HK the world's most expensive for luxury rents

Demand lifts top-end rents 15pc, with unfurnished 3-BR unit costing an average of US$11,813 a month


Yer, ah, what planet is that on? And what crazy company would pay such an extravagent rent?

(Whatever co they may be, don't give them your business, since they may be gouging you to pay such ridiculous housing allowances)


Other sources, more local to HK, have written about falling rents, so I am mystified by the ECA.


ECA says: they are "concentrating on areas and unit types commonly sought by expatriate employees." Could it be that ECA is listening too much to a few over-priced estate agents, who deal only with some head-in-the-clouds landlords?


The article makes this claim:

"A significant proportion of the local population (has been) unable to buy property dfue to steep increases in property prices, is looking to rent instead."

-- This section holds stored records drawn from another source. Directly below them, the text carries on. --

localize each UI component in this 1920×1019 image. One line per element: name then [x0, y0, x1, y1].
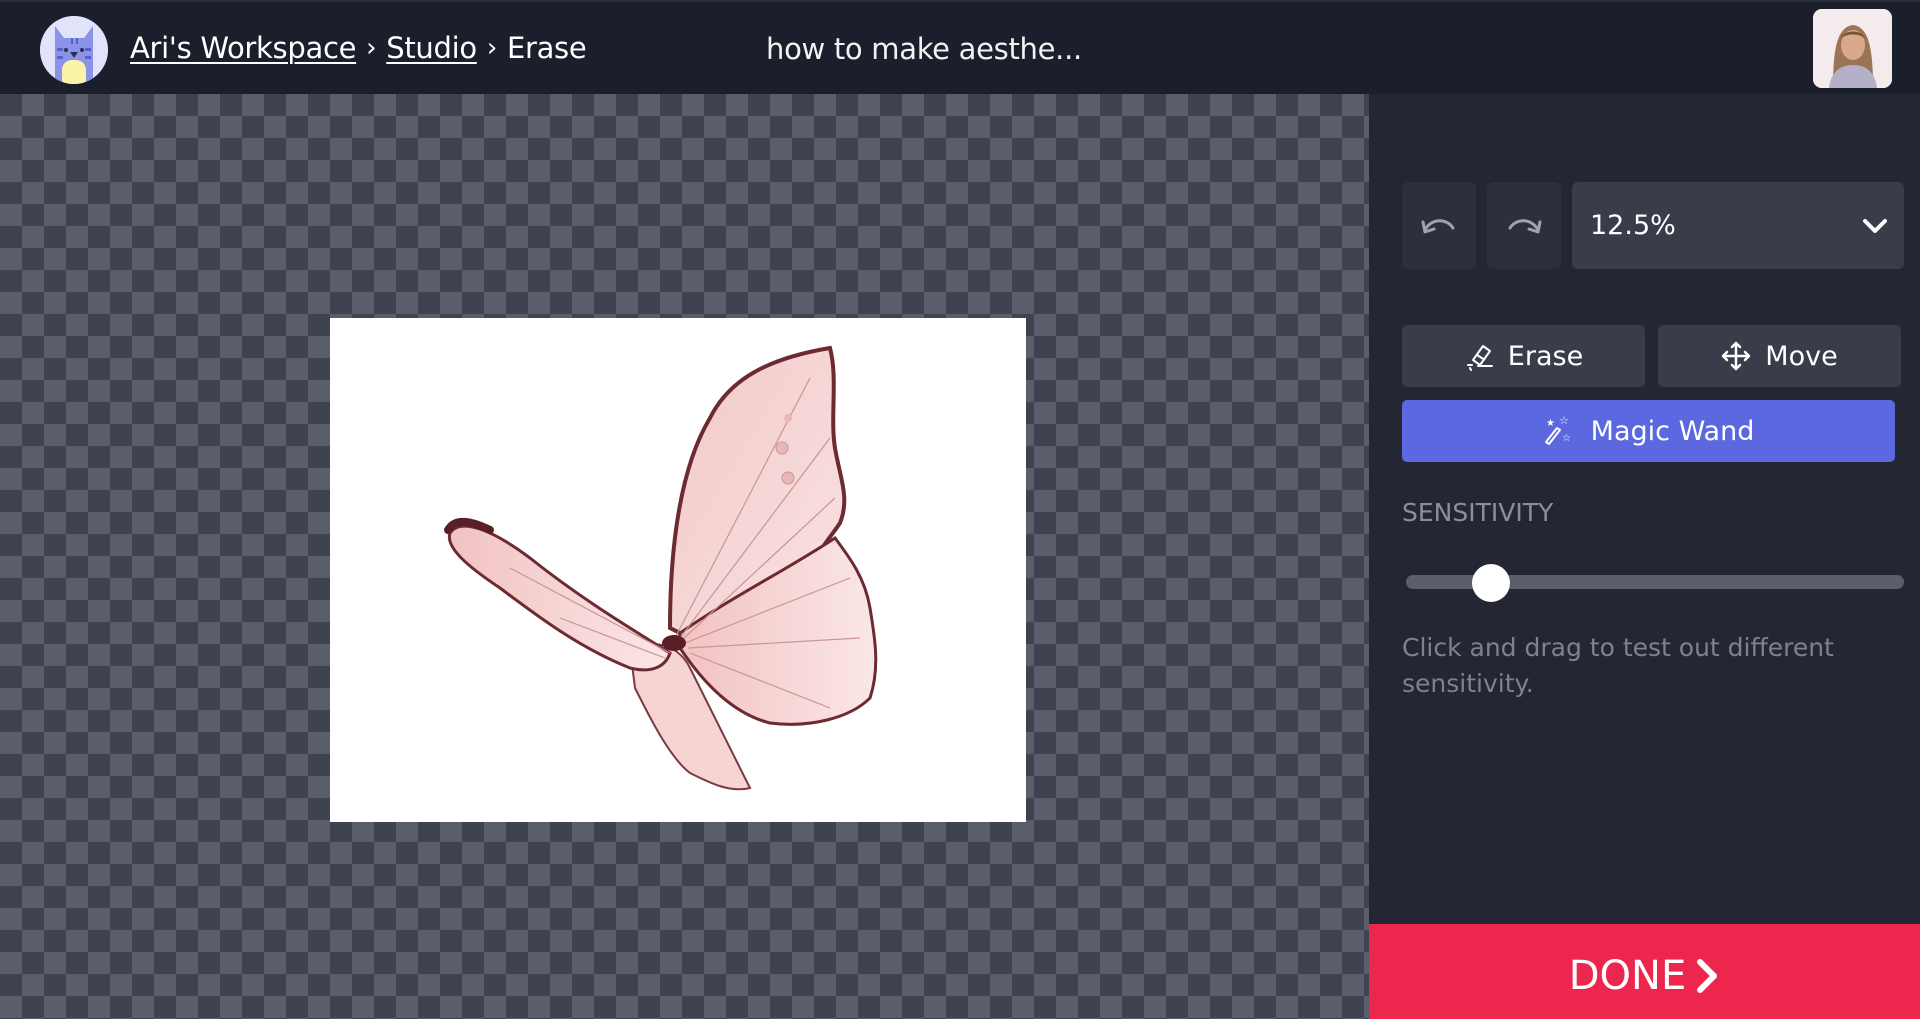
- user-photo-icon: [1813, 9, 1892, 88]
- move-tool-label: Move: [1765, 340, 1838, 372]
- top-bar: Ari's Workspace › Studio › Erase how to …: [0, 0, 1920, 94]
- breadcrumb-separator: ›: [366, 33, 377, 63]
- sensitivity-hint: Click and drag to test out different sen…: [1402, 633, 1834, 698]
- svg-text:☆: ☆: [1562, 433, 1571, 444]
- erase-tool-label: Erase: [1507, 340, 1584, 372]
- svg-text:☆: ☆: [1559, 415, 1569, 427]
- chevron-right-icon: [1697, 958, 1718, 993]
- erase-tool-button[interactable]: Erase: [1402, 325, 1645, 387]
- breadcrumb-studio-link[interactable]: Studio: [386, 31, 477, 65]
- breadcrumb-workspace-link[interactable]: Ari's Workspace: [130, 31, 356, 65]
- eraser-icon: [1466, 345, 1493, 371]
- document-title[interactable]: how to make aesthe...: [766, 32, 1082, 66]
- done-button[interactable]: DONE: [1369, 924, 1920, 1019]
- magic-wand-tool-button[interactable]: ★ ☆ ☆ Magic Wand: [1402, 400, 1895, 462]
- breadcrumb: Ari's Workspace › Studio › Erase: [130, 28, 587, 68]
- redo-button[interactable]: [1487, 182, 1561, 269]
- chevron-down-icon: [1863, 218, 1887, 233]
- undo-icon: [1421, 218, 1455, 233]
- sensitivity-slider-thumb[interactable]: [1471, 564, 1510, 602]
- sensitivity-slider[interactable]: [1406, 564, 1904, 602]
- cat-logo-icon: [40, 16, 108, 84]
- done-label: DONE: [1568, 952, 1687, 999]
- butterfly-image-icon: [444, 345, 878, 791]
- zoom-level-value: 12.5%: [1590, 210, 1676, 241]
- move-icon: [1722, 341, 1751, 371]
- zoom-level-dropdown[interactable]: 12.5%: [1572, 182, 1904, 269]
- move-tool-button[interactable]: Move: [1658, 325, 1901, 387]
- sensitivity-label: SENSITIVITY: [1402, 498, 1554, 527]
- image-layer[interactable]: [330, 318, 1026, 822]
- tool-panel: 12.5% Erase Move ★ ☆ ☆ Magic Wand SENSIT…: [1369, 94, 1920, 1019]
- breadcrumb-current-page: Erase: [506, 31, 587, 65]
- magic-wand-tool-label: Magic Wand: [1590, 415, 1755, 447]
- workspace-avatar[interactable]: [40, 16, 108, 84]
- magic-wand-icon: ★ ☆ ☆: [1544, 415, 1571, 445]
- redo-icon: [1508, 218, 1542, 233]
- svg-text:★: ★: [1546, 418, 1555, 429]
- user-avatar[interactable]: [1813, 9, 1892, 88]
- editor-canvas[interactable]: [0, 94, 1369, 1019]
- breadcrumb-separator: ›: [486, 33, 497, 63]
- undo-button[interactable]: [1402, 182, 1476, 269]
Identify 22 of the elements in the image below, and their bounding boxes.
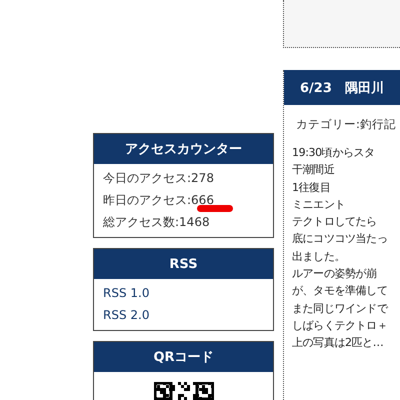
post-text: 1往復目: [292, 180, 332, 196]
post-text: 出ました。: [292, 248, 346, 265]
widget-title: RSS: [94, 249, 273, 279]
rss-link[interactable]: RSS 2.0: [103, 304, 264, 326]
post-title: 6/23 隅田川: [284, 70, 400, 105]
counter-text: 総アクセス数:1468: [103, 214, 211, 230]
post-text: 上の写真は2匹と…: [292, 335, 384, 352]
post-text: 干潮間近: [292, 162, 336, 178]
post-text: ミニエント: [292, 196, 346, 213]
post-text: 19:30頃からスタ: [292, 145, 376, 161]
widget-title: アクセスカウンター: [94, 134, 273, 164]
post-text: が、タモを準備して: [292, 283, 388, 300]
post-text: また同じワインドで: [292, 300, 389, 317]
post-category: カテゴリー:釣行記: [295, 116, 397, 132]
post-text: ルアーの姿勢が崩: [292, 266, 378, 282]
post-text: 底にコツコツ当たっ: [292, 231, 388, 248]
counter-text: 昨日のアクセス:666: [103, 189, 264, 211]
post-text: しばらくテクトロ＋: [292, 318, 388, 334]
counter-text: 今日のアクセス:278: [103, 170, 215, 186]
widget-title: QRコード: [94, 342, 273, 372]
rss-link[interactable]: RSS 1.0: [103, 282, 264, 304]
post-text: テクトロしてたら: [292, 214, 378, 230]
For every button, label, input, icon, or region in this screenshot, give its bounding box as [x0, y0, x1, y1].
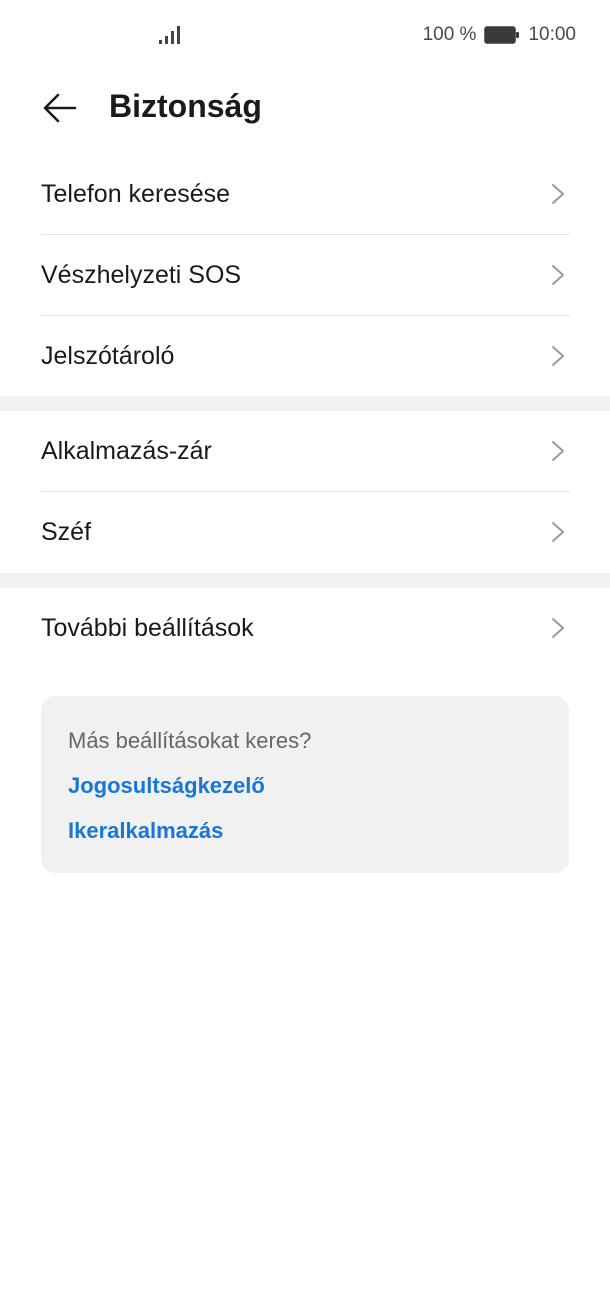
page-title: Biztonság [109, 88, 262, 124]
suggestion-hint: Más beállításokat keres? [68, 728, 312, 753]
signal-bars-icon [159, 26, 180, 44]
settings-group-1: Telefon keresése Vészhelyzeti SOS Jelszó… [0, 154, 610, 396]
chevron-right-icon [552, 618, 564, 638]
chevron-right-icon [552, 184, 564, 204]
chevron-right-icon [552, 441, 564, 461]
back-arrow-icon [43, 93, 77, 123]
menu-item-label: Széf [41, 517, 92, 546]
status-right: 100 % 10:00 [423, 24, 576, 46]
back-button[interactable] [36, 84, 84, 132]
suggestion-card: Más beállításokat keres? Jogosultságkeze… [41, 696, 569, 873]
menu-item-safe[interactable]: Széf [41, 491, 570, 572]
menu-item-label: Alkalmazás-zár [41, 436, 212, 465]
chevron-right-icon [552, 265, 564, 285]
settings-group-2: Alkalmazás-zár Széf [0, 411, 610, 572]
menu-item-label: További beállítások [41, 613, 254, 642]
menu-item-app-lock[interactable]: Alkalmazás-zár [41, 411, 570, 491]
section-separator [0, 573, 610, 588]
menu-item-find-phone[interactable]: Telefon keresése [41, 154, 570, 234]
menu-item-more-settings[interactable]: További beállítások [41, 588, 570, 668]
link-permission-manager[interactable]: Jogosultságkezelő [68, 773, 265, 799]
menu-item-password-vault[interactable]: Jelszótároló [41, 315, 570, 396]
menu-item-label: Jelszótároló [41, 341, 175, 370]
clock: 10:00 [528, 24, 576, 45]
section-separator [0, 396, 610, 411]
chevron-right-icon [552, 346, 564, 366]
link-app-twin[interactable]: Ikeralkalmazás [68, 818, 223, 844]
menu-item-emergency-sos[interactable]: Vészhelyzeti SOS [41, 234, 570, 315]
chevron-right-icon [552, 522, 564, 542]
menu-item-label: Vészhelyzeti SOS [41, 260, 242, 289]
app-header: Biztonság [0, 70, 610, 142]
battery-percent: 100 % [422, 24, 477, 45]
battery-full-icon [484, 26, 520, 44]
status-bar: 100 % 10:00 [0, 0, 610, 72]
menu-item-label: Telefon keresése [41, 179, 231, 208]
settings-group-3: További beállítások [0, 588, 610, 668]
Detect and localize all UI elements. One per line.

"This has put renewed pressure on the already limited supply of rental property here, resulting in these large rent increases."


Huh?

I suppose you could have made such a claim 6-9 months ago, but not now.


This very dated market appraisal suggests that any report from ECA is useless. They have totally undermined their usefulness to all but a few agents who are still trying to ramp HK propeerty prices and rents.


This report even makes the normally ebulliant Ms. Sage seem sage.